Tasks and Executions
Tasks: Components in Action
A Task is what you get when you drag a component onto the pipeline canvas. It's a configured instance of a component with:
- A unique task ID within the pipeline
- Specific argument values
- Connections to other tasks
- Execution options
Technically, a Task is an item in tasks section of a Graph component.
Think of the relationship this way: If a Component is like a function definition, then a Task is like calling that function with specific arguments.
When you place the same component multiple times on the canvas, you create multiple tasks, each with its own configuration:
# In a pipeline, tasks are instances of components
tasks:
preprocess_train: # Task 1 using Data Preprocessor component
componentRef:
name: Data Preprocessor
arguments:
input_dataset:
taskOutput:
outputName: output
taskId: Task A
preprocess_test: # Task 2 using the same component
componentRef:
name: Data Preprocessor
arguments:
input_dataset:
taskOutput:
outputName: output
taskId: Task B
Execution: Running the Task
Executions is analogous to a "function call execution at runtime".

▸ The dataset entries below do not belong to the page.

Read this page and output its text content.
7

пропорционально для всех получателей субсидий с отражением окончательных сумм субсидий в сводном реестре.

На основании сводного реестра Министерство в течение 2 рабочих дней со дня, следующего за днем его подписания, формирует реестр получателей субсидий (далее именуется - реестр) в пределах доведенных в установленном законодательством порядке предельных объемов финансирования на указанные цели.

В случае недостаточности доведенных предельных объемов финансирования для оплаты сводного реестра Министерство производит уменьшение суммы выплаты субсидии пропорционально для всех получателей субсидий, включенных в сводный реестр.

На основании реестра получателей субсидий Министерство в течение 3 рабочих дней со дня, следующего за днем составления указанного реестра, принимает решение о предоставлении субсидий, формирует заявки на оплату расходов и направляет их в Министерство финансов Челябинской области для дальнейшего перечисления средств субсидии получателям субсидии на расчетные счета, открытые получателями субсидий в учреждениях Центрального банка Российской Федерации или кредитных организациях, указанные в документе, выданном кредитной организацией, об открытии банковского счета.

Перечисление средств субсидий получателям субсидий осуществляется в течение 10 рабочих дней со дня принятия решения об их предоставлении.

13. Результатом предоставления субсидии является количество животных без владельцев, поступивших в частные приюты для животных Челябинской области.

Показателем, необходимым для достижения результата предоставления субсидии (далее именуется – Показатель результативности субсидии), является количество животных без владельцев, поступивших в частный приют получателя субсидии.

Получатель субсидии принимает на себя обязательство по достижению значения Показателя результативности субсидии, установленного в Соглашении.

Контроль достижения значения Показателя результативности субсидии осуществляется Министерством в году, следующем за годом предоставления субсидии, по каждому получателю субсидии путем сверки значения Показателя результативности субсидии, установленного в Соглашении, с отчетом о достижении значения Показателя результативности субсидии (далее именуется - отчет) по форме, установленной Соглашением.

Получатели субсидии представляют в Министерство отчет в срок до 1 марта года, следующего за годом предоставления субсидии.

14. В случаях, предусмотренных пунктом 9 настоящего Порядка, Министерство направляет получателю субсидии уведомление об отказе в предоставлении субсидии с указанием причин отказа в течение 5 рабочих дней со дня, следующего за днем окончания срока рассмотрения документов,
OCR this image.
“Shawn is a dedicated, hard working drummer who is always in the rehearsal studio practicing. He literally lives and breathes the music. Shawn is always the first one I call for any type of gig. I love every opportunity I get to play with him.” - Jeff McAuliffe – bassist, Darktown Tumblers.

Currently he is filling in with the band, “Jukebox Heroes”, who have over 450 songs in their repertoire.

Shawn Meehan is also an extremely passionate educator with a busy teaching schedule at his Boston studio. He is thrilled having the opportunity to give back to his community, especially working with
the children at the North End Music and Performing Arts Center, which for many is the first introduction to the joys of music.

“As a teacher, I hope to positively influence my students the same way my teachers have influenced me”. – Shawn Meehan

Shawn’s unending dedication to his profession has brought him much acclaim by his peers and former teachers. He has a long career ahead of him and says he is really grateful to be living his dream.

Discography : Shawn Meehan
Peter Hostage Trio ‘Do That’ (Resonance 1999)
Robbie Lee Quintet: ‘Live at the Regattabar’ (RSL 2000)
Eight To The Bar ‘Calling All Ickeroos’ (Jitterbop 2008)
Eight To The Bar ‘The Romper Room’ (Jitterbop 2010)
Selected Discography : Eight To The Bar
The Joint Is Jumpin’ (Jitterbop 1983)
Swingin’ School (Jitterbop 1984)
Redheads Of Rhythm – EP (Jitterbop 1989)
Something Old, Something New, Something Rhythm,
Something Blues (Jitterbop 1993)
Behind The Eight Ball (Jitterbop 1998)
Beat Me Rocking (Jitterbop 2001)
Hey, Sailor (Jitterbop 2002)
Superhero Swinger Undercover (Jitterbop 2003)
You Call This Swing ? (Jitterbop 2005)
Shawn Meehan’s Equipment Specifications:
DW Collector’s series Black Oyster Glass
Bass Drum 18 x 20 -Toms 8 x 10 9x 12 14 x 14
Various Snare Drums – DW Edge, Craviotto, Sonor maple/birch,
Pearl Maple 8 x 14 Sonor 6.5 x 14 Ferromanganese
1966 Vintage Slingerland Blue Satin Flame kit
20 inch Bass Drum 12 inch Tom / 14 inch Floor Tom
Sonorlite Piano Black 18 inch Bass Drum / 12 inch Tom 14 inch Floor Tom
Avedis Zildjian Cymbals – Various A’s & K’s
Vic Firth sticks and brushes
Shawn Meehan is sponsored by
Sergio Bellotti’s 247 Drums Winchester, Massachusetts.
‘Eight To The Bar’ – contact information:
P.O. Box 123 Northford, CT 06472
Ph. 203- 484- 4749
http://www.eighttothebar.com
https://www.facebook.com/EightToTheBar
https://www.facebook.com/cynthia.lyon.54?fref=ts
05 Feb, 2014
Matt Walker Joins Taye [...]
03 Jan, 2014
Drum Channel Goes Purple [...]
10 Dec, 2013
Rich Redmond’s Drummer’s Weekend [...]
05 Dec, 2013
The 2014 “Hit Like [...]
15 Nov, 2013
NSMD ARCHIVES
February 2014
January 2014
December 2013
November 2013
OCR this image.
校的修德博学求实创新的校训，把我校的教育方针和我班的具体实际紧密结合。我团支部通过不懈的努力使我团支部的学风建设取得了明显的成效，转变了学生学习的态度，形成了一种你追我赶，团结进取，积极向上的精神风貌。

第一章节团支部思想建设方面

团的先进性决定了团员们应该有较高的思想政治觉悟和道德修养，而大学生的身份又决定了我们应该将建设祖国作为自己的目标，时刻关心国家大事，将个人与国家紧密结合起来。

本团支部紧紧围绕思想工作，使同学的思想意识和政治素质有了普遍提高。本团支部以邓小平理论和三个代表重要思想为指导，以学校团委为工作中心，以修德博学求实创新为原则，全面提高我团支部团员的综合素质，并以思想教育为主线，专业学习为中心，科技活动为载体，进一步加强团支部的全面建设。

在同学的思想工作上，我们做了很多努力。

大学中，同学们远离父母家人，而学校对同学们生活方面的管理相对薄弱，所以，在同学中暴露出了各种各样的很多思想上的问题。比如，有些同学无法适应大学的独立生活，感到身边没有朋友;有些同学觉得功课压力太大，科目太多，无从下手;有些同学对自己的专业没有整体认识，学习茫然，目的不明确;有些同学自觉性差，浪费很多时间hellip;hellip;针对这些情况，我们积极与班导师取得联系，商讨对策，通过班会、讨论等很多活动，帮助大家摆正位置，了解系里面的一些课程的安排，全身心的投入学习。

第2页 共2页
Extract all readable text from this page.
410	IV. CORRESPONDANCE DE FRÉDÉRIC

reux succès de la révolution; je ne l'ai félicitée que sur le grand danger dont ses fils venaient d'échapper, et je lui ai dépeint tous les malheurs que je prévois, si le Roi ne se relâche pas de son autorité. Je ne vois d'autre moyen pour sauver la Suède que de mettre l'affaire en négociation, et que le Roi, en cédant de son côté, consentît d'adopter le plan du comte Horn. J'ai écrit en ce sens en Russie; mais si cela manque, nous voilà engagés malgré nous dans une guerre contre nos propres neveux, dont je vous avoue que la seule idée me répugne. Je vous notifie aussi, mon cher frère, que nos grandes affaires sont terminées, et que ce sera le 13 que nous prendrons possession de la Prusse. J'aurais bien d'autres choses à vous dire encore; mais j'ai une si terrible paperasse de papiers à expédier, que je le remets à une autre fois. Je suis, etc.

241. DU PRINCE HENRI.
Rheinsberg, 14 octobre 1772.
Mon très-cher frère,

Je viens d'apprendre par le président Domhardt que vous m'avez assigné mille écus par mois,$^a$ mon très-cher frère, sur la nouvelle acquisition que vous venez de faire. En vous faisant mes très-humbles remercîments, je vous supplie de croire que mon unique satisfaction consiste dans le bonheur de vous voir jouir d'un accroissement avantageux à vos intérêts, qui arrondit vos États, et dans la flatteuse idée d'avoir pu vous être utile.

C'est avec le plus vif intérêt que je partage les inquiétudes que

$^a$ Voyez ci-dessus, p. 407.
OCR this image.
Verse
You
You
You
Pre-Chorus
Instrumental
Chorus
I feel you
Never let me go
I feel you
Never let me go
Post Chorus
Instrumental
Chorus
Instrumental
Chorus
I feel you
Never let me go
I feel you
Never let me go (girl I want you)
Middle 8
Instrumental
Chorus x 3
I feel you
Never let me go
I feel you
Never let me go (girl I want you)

Execution = Task + actual input/outputs artifacts, execution metadata (start/end time, launcher-specific information), logs, program exit code etc
Every execution may have logs, artifacts, and metadata. You can access the execution details in the Pipeline Run page.
The 1-to-Many Cascade: One component can be used in many tasks (even multiple times in the same pipeline), and each task can have many executions (e.g., daily runs). This relationship is similar to database foreign keys.